Registry as a pull through cache

Use-case

If you have multiple instances of Docker running in your environment, such as multiple physical or virtual machines all running Docker, each daemon goes out to the internet and fetches an image it doesn't have locally, from the Docker repository. You can run a local registry mirror and point all your daemons there, to avoid this extra internet traffic.

Note

Docker Official Images are an intellectual property of Docker.

Alternatives

Alternatively, if the set of images you are using is well delimited, you can simply pull them manually and push them to a simple, local, private registry.

Furthermore, if your images are all built in-house, not using the Hub at all and relying entirely on your local registry is the simplest scenario.

Gotcha

It's currently not possible to mirror another private registry. Only the central Hub can be mirrored.

Note

Mirrors of Docker Hub are still subject to Docker's fair usage policy.

Solution

The Registry can be configured as a pull through cache. In this mode a Registry responds to all normal docker pull requests but stores all content locally.

How does it work?

The first time you request an image from your local registry mirror, it pulls the image from the public Docker registry and stores it locally before handing it back to you. On subsequent requests, the local registry mirror is able to serve the image from its own storage.

What if the content changes on the Hub?

When a pull is attempted with a tag, the Registry checks the remote to ensure if it has the latest version of the requested content. Otherwise, it fetches and caches the latest content.

What about my disk?

In environments with high churn rates, stale data can build up in the cache. When running as a pull through cache the Registry periodically removes old content to save disk space. Subsequent requests for removed content causes a remote fetch and local re-caching.

To ensure best performance and guarantee correctness the Registry cache should be configured to use the filesystem driver for storage.

Run a Registry as a pull-through cache

The easiest way to run a registry as a pull through cache is to run the official Registry image. At least, you need to specify proxy.remoteurl within /etc/docker/registry/config.yml as described in the following subsection.

Multiple registry caches can be deployed over the same back-end. A single registry cache ensures that concurrent requests do not pull duplicate data, but this property does not hold true for a registry cache cluster.

Note

When using Docker Hub, all paid Docker subscriptions are limited to 5000 pulls per day. If you require a higher number of pulls, you can purchase an Enhanced Service Account add-on.

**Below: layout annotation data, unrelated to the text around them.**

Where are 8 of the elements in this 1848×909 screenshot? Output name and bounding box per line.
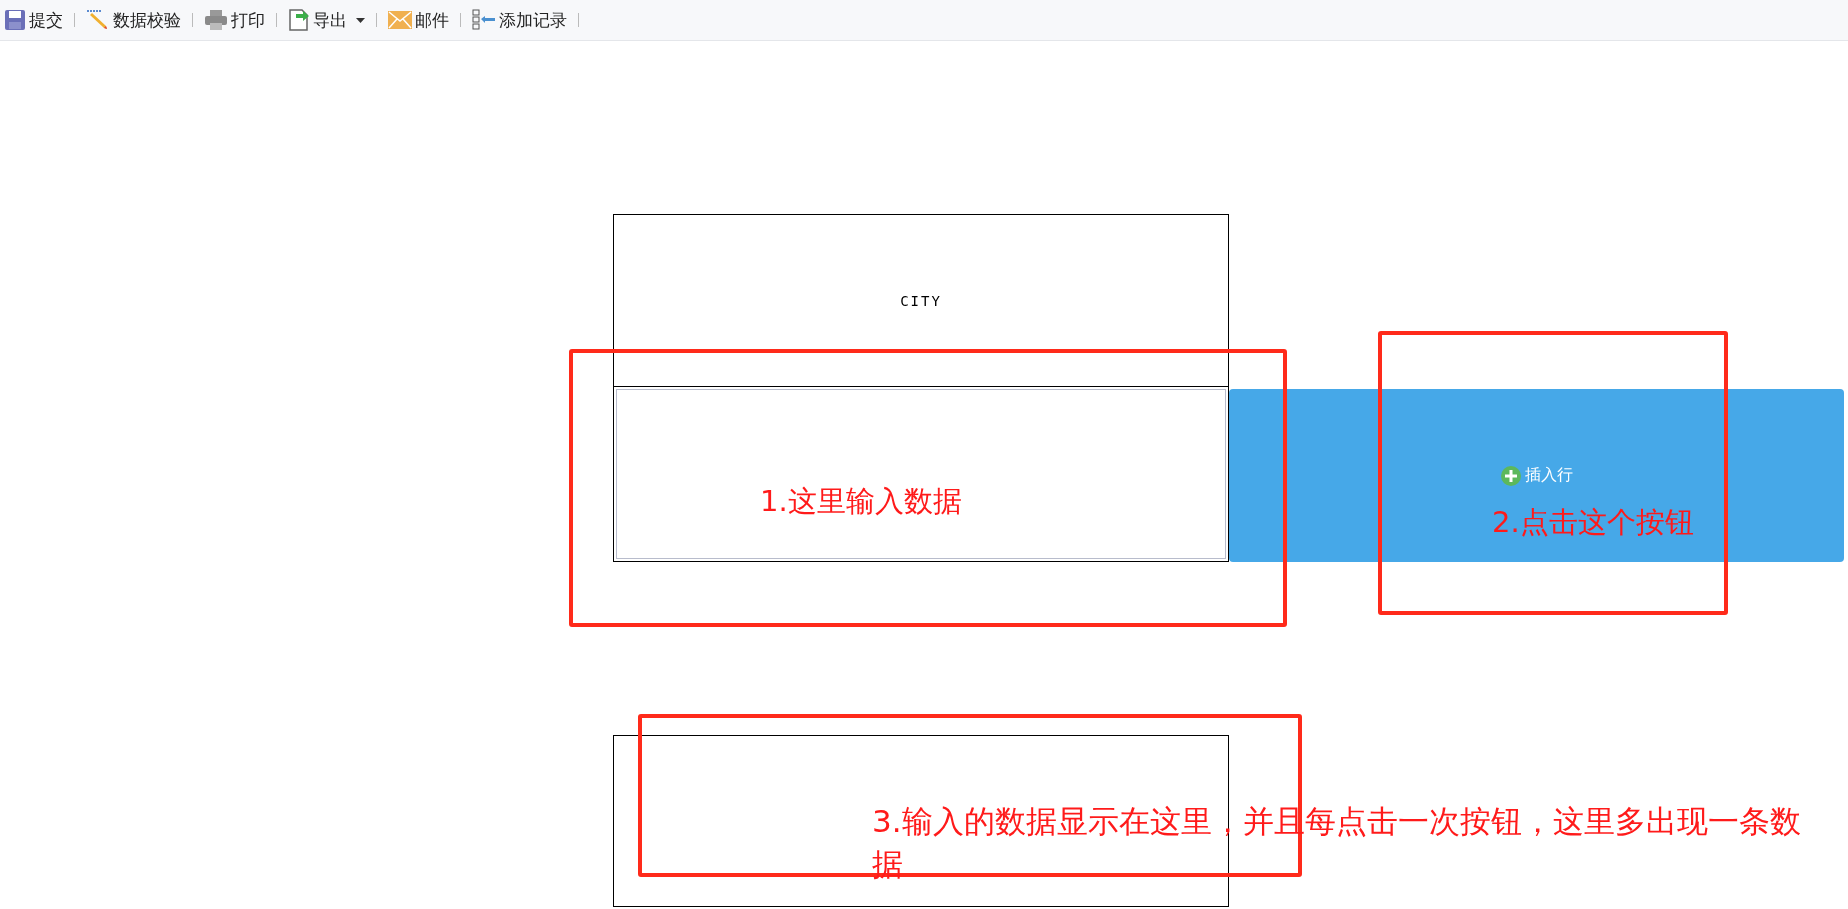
toolbar-button[interactable]: 邮件	[386, 8, 451, 32]
toolbar-button[interactable]: 导出	[286, 8, 367, 32]
toolbar-button[interactable]: 打印	[202, 8, 267, 32]
annotation-text: 2.点击这个按钮	[1492, 504, 1694, 541]
toolbar-button[interactable]: 数据校验	[84, 8, 183, 32]
toolbar-button[interactable]: 提交	[2, 8, 65, 32]
annotation-text: 1.这里输入数据	[760, 483, 962, 520]
toolbar-button[interactable]: 添加记录	[470, 8, 569, 32]
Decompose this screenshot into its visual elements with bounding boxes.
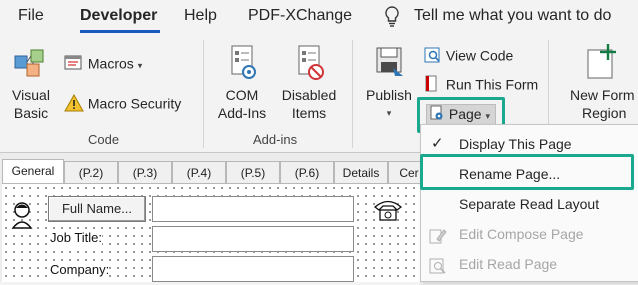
form-tab-p2[interactable]: (P.2) [64,161,118,184]
page-dropdown-menu: ✓ Display This Page Rename Page... Separ… [420,124,638,282]
form-tab-p5[interactable]: (P.5) [226,161,280,184]
run-form-icon [424,75,442,97]
group-label-addins: Add-ins [253,132,298,147]
full-name-field[interactable] [152,196,354,222]
view-code-label: View Code [445,47,514,64]
ribbon-tab-bar: File Developer Help PDF-XChange Tell me … [0,0,638,34]
form-tab-p3[interactable]: (P.3) [118,161,172,184]
com-addins-button[interactable]: COM Add-Ins [212,42,272,122]
full-name-button[interactable]: Full Name... [48,196,146,222]
menu-item-edit-compose-page[interactable]: Edit Compose Page [421,219,638,249]
visual-basic-button[interactable]: Visual Basic [6,42,56,122]
view-code-button[interactable]: View Code [424,46,513,68]
menu-item-label: Edit Read Page [459,256,558,272]
visual-basic-label-line1: Visual [12,87,50,103]
group-separator [203,40,204,148]
job-title-field[interactable] [152,226,354,252]
tab-developer[interactable]: Developer [80,7,157,25]
lightbulb-icon[interactable] [384,6,400,33]
tab-pdf-xchange[interactable]: PDF-XChange [248,7,352,25]
new-form-region-label-line1: New Form [570,87,635,103]
disabled-items-label-line2: Items [291,105,327,121]
edit-read-icon [429,255,447,285]
com-addins-label-line1: COM [225,87,259,103]
macros-button[interactable]: Macros ▾ [64,54,142,76]
tell-me-search[interactable]: Tell me what you want to do [414,7,611,25]
run-this-form-button[interactable]: Run This Form [424,75,538,97]
telephone-icon [372,198,404,227]
job-title-label: Job Title: [50,230,103,245]
new-form-region-icon [562,42,638,86]
new-form-region-label-line2: Region [582,105,627,121]
disabled-items-icon [278,42,340,86]
publish-icon [362,42,416,86]
group-separator [352,40,353,148]
com-addins-icon [212,42,272,86]
active-tab-indicator [80,30,160,33]
visual-basic-icon [6,42,56,86]
disabled-items-label-line1: Disabled [281,87,337,103]
new-form-region-button[interactable]: New Form Region [562,42,638,122]
rename-page-highlight [420,154,634,190]
company-label: Company: [50,262,110,277]
form-tab-details[interactable]: Details [334,161,388,184]
tab-file[interactable]: File [18,7,44,25]
run-this-form-label: Run This Form [445,76,539,93]
form-tab-p4[interactable]: (P.4) [172,161,226,184]
warning-icon [64,93,84,116]
macro-security-button[interactable]: Macro Security [64,93,182,116]
macros-label: Macros [87,55,134,72]
menu-item-label: Separate Read Layout [459,196,600,212]
menu-item-separate-read-layout[interactable]: Separate Read Layout [421,189,638,219]
group-label-code: Code [88,132,120,147]
view-code-icon [424,46,442,68]
disabled-items-button[interactable]: Disabled Items [278,42,340,122]
chevron-down-icon: ▾ [137,60,143,71]
chevron-down-icon: ▾ [386,108,392,118]
contact-person-icon [8,200,36,235]
menu-item-edit-read-page[interactable]: Edit Read Page [421,249,638,279]
company-field[interactable] [152,256,354,282]
publish-label: Publish [366,87,412,103]
tab-help[interactable]: Help [184,7,217,25]
macros-icon [64,54,84,76]
menu-item-label: Edit Compose Page [459,226,584,242]
form-tab-general[interactable]: General [2,159,64,184]
com-addins-label-line2: Add-Ins [217,105,267,121]
visual-basic-label-line2: Basic [13,105,49,121]
publish-button[interactable]: Publish ▾ [362,42,416,122]
form-tab-p6[interactable]: (P.6) [280,161,334,184]
macro-security-label: Macro Security [87,95,182,112]
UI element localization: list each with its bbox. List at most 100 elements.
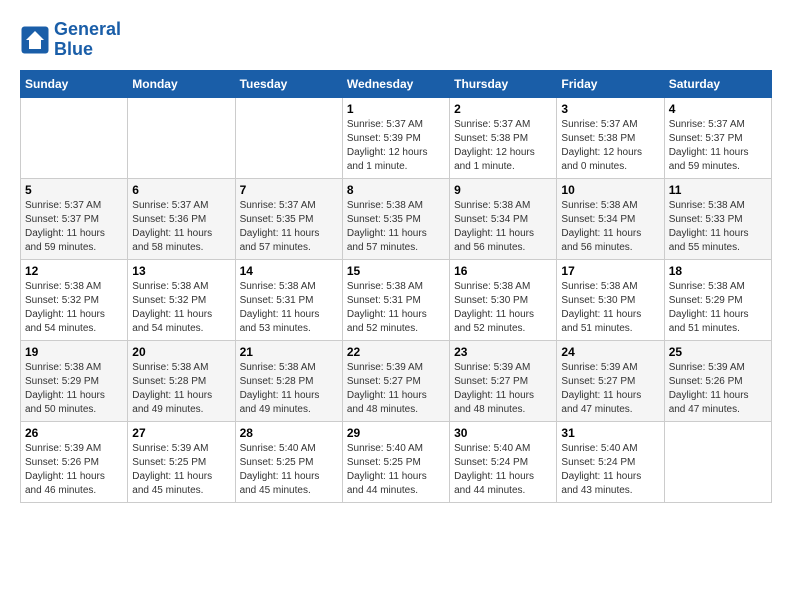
- calendar-cell: 6 Sunrise: 5:37 AMSunset: 5:36 PMDaylight…: [128, 178, 235, 259]
- day-info: Sunrise: 5:39 AMSunset: 5:25 PMDaylight:…: [132, 442, 230, 498]
- day-number: 31: [561, 426, 659, 440]
- column-header-wednesday: Wednesday: [342, 70, 449, 97]
- calendar-cell: 25 Sunrise: 5:39 AMSunset: 5:26 PMDayligh…: [664, 340, 771, 421]
- calendar-cell: 22Sunrise: 5:39 AMSunset: 5:27 PMDayligh…: [342, 340, 449, 421]
- calendar-cell: [21, 97, 128, 178]
- calendar-cell: 24Sunrise: 5:39 AMSunset: 5:27 PMDayligh…: [557, 340, 664, 421]
- day-number: 30: [454, 426, 552, 440]
- calendar-cell: 20Sunrise: 5:38 AMSunset: 5:28 PMDayligh…: [128, 340, 235, 421]
- day-info: Sunrise: 5:38 AMSunset: 5:30 PMDaylight:…: [561, 280, 659, 336]
- calendar-cell: 30 Sunrise: 5:40 AMSunset: 5:24 PMDayligh…: [450, 421, 557, 502]
- day-number: 28: [240, 426, 338, 440]
- column-header-thursday: Thursday: [450, 70, 557, 97]
- day-number: 9: [454, 183, 552, 197]
- calendar-cell: 17 Sunrise: 5:38 AMSunset: 5:30 PMDayligh…: [557, 259, 664, 340]
- day-number: 15: [347, 264, 445, 278]
- day-info: Sunrise: 5:39 AMSunset: 5:26 PMDaylight:…: [669, 361, 767, 417]
- day-number: 13: [132, 264, 230, 278]
- calendar-cell: [235, 97, 342, 178]
- calendar-week-row: 19 Sunrise: 5:38 AMSunset: 5:29 PMDayligh…: [21, 340, 772, 421]
- day-number: 6: [132, 183, 230, 197]
- calendar-cell: 18 Sunrise: 5:38 AMSunset: 5:29 PMDayligh…: [664, 259, 771, 340]
- logo-icon: [20, 25, 50, 55]
- day-info: Sunrise: 5:38 AMSunset: 5:28 PMDaylight:…: [132, 361, 230, 417]
- calendar-header-row: SundayMondayTuesdayWednesdayThursdayFrid…: [21, 70, 772, 97]
- calendar-cell: 9 Sunrise: 5:38 AMSunset: 5:34 PMDaylight…: [450, 178, 557, 259]
- day-info: Sunrise: 5:37 AMSunset: 5:37 PMDaylight:…: [25, 199, 123, 255]
- calendar-cell: 14 Sunrise: 5:38 AMSunset: 5:31 PMDayligh…: [235, 259, 342, 340]
- calendar-table: SundayMondayTuesdayWednesdayThursdayFrid…: [20, 70, 772, 503]
- calendar-cell: 2 Sunrise: 5:37 AMSunset: 5:38 PMDaylight…: [450, 97, 557, 178]
- day-number: 3: [561, 102, 659, 116]
- day-number: 21: [240, 345, 338, 359]
- day-number: 26: [25, 426, 123, 440]
- day-info: Sunrise: 5:38 AMSunset: 5:34 PMDaylight:…: [561, 199, 659, 255]
- column-header-sunday: Sunday: [21, 70, 128, 97]
- day-number: 10: [561, 183, 659, 197]
- calendar-cell: 16Sunrise: 5:38 AMSunset: 5:30 PMDayligh…: [450, 259, 557, 340]
- day-number: 12: [25, 264, 123, 278]
- calendar-cell: 31 Sunrise: 5:40 AMSunset: 5:24 PMDayligh…: [557, 421, 664, 502]
- day-number: 19: [25, 345, 123, 359]
- day-info: Sunrise: 5:38 AMSunset: 5:31 PMDaylight:…: [240, 280, 338, 336]
- day-info: Sunrise: 5:38 AMSunset: 5:29 PMDaylight:…: [669, 280, 767, 336]
- day-number: 18: [669, 264, 767, 278]
- calendar-cell: 19 Sunrise: 5:38 AMSunset: 5:29 PMDayligh…: [21, 340, 128, 421]
- day-number: 25: [669, 345, 767, 359]
- day-info: Sunrise: 5:38 AMSunset: 5:29 PMDaylight:…: [25, 361, 123, 417]
- day-info: Sunrise: 5:38 AMSunset: 5:32 PMDaylight:…: [25, 280, 123, 336]
- logo-text: GeneralBlue: [54, 20, 121, 60]
- day-number: 5: [25, 183, 123, 197]
- calendar-cell: 8Sunrise: 5:38 AMSunset: 5:35 PMDaylight…: [342, 178, 449, 259]
- day-info: Sunrise: 5:37 AMSunset: 5:35 PMDaylight:…: [240, 199, 338, 255]
- day-info: Sunrise: 5:40 AMSunset: 5:24 PMDaylight:…: [561, 442, 659, 498]
- calendar-cell: 23 Sunrise: 5:39 AMSunset: 5:27 PMDayligh…: [450, 340, 557, 421]
- day-number: 4: [669, 102, 767, 116]
- day-info: Sunrise: 5:37 AMSunset: 5:38 PMDaylight:…: [454, 118, 552, 174]
- calendar-cell: [128, 97, 235, 178]
- calendar-cell: 21Sunrise: 5:38 AMSunset: 5:28 PMDayligh…: [235, 340, 342, 421]
- column-header-monday: Monday: [128, 70, 235, 97]
- day-info: Sunrise: 5:40 AMSunset: 5:25 PMDaylight:…: [347, 442, 445, 498]
- calendar-week-row: 1 Sunrise: 5:37 AMSunset: 5:39 PMDaylight…: [21, 97, 772, 178]
- day-number: 11: [669, 183, 767, 197]
- calendar-cell: 11 Sunrise: 5:38 AMSunset: 5:33 PMDayligh…: [664, 178, 771, 259]
- day-number: 2: [454, 102, 552, 116]
- logo: GeneralBlue: [20, 20, 121, 60]
- calendar-cell: 26Sunrise: 5:39 AMSunset: 5:26 PMDayligh…: [21, 421, 128, 502]
- day-info: Sunrise: 5:39 AMSunset: 5:27 PMDaylight:…: [561, 361, 659, 417]
- calendar-cell: 15 Sunrise: 5:38 AMSunset: 5:31 PMDayligh…: [342, 259, 449, 340]
- calendar-cell: 12 Sunrise: 5:38 AMSunset: 5:32 PMDayligh…: [21, 259, 128, 340]
- calendar-week-row: 12 Sunrise: 5:38 AMSunset: 5:32 PMDayligh…: [21, 259, 772, 340]
- day-number: 23: [454, 345, 552, 359]
- day-info: Sunrise: 5:37 AMSunset: 5:39 PMDaylight:…: [347, 118, 445, 174]
- page-header: GeneralBlue: [20, 20, 772, 60]
- calendar-cell: 29 Sunrise: 5:40 AMSunset: 5:25 PMDayligh…: [342, 421, 449, 502]
- day-number: 17: [561, 264, 659, 278]
- calendar-cell: 3 Sunrise: 5:37 AMSunset: 5:38 PMDaylight…: [557, 97, 664, 178]
- calendar-cell: 13 Sunrise: 5:38 AMSunset: 5:32 PMDayligh…: [128, 259, 235, 340]
- day-info: Sunrise: 5:39 AMSunset: 5:27 PMDaylight:…: [454, 361, 552, 417]
- day-number: 7: [240, 183, 338, 197]
- day-info: Sunrise: 5:38 AMSunset: 5:35 PMDaylight:…: [347, 199, 445, 255]
- day-info: Sunrise: 5:37 AMSunset: 5:38 PMDaylight:…: [561, 118, 659, 174]
- column-header-tuesday: Tuesday: [235, 70, 342, 97]
- day-number: 22: [347, 345, 445, 359]
- day-number: 29: [347, 426, 445, 440]
- day-number: 14: [240, 264, 338, 278]
- calendar-cell: 27Sunrise: 5:39 AMSunset: 5:25 PMDayligh…: [128, 421, 235, 502]
- calendar-week-row: 5 Sunrise: 5:37 AMSunset: 5:37 PMDaylight…: [21, 178, 772, 259]
- day-info: Sunrise: 5:38 AMSunset: 5:33 PMDaylight:…: [669, 199, 767, 255]
- day-info: Sunrise: 5:38 AMSunset: 5:30 PMDaylight:…: [454, 280, 552, 336]
- day-info: Sunrise: 5:38 AMSunset: 5:31 PMDaylight:…: [347, 280, 445, 336]
- day-number: 1: [347, 102, 445, 116]
- day-info: Sunrise: 5:38 AMSunset: 5:32 PMDaylight:…: [132, 280, 230, 336]
- calendar-cell: 5 Sunrise: 5:37 AMSunset: 5:37 PMDaylight…: [21, 178, 128, 259]
- column-header-saturday: Saturday: [664, 70, 771, 97]
- calendar-cell: 28Sunrise: 5:40 AMSunset: 5:25 PMDayligh…: [235, 421, 342, 502]
- calendar-cell: 1 Sunrise: 5:37 AMSunset: 5:39 PMDaylight…: [342, 97, 449, 178]
- calendar-week-row: 26Sunrise: 5:39 AMSunset: 5:26 PMDayligh…: [21, 421, 772, 502]
- day-info: Sunrise: 5:37 AMSunset: 5:36 PMDaylight:…: [132, 199, 230, 255]
- day-info: Sunrise: 5:40 AMSunset: 5:24 PMDaylight:…: [454, 442, 552, 498]
- day-info: Sunrise: 5:38 AMSunset: 5:34 PMDaylight:…: [454, 199, 552, 255]
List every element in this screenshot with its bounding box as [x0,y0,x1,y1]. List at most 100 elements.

See Service Accounts for more details.

Configure the cache

To configure a Registry to run as a pull through cache, the addition of a proxy section is required to the config file.

To access private images on the Docker Hub, a username and password can be supplied.

proxy:
  remoteurl: https://registry-1.docker.io
  username: [username]
  password: [password]

Warning

If you specify a username and password, it's very important to understand that private resources that this user has access to Docker Hub is made available on your mirror. You must secure your mirror by implementing authentication if you expect these resources to stay private!

Warning

For the scheduler to clean up old entries, delete must be enabled in the registry configuration.

Configure the Docker daemon

Either pass the --registry-mirror option when starting dockerd manually, or edit /etc/docker/daemon.json and add the registry-mirrors key and value, to make the change persistent.

{
  "registry-mirrors": ["https://<my-docker-mirror-host>"]
}

Save the file and reload Docker for the change to take effect.

Note

Some log messages that appear to be errors are actually informational messages.

Check the level field to determine whether the message is warning you about an error or is giving you information. For example, this log message is informational:

time="2017-06-02T15:47:37Z" level=info msg="error statting local store, serving from upstream: unknown blob" go.version=go1.7.4

It's telling you that the file doesn't exist yet in the local cache and is being pulled from upstream.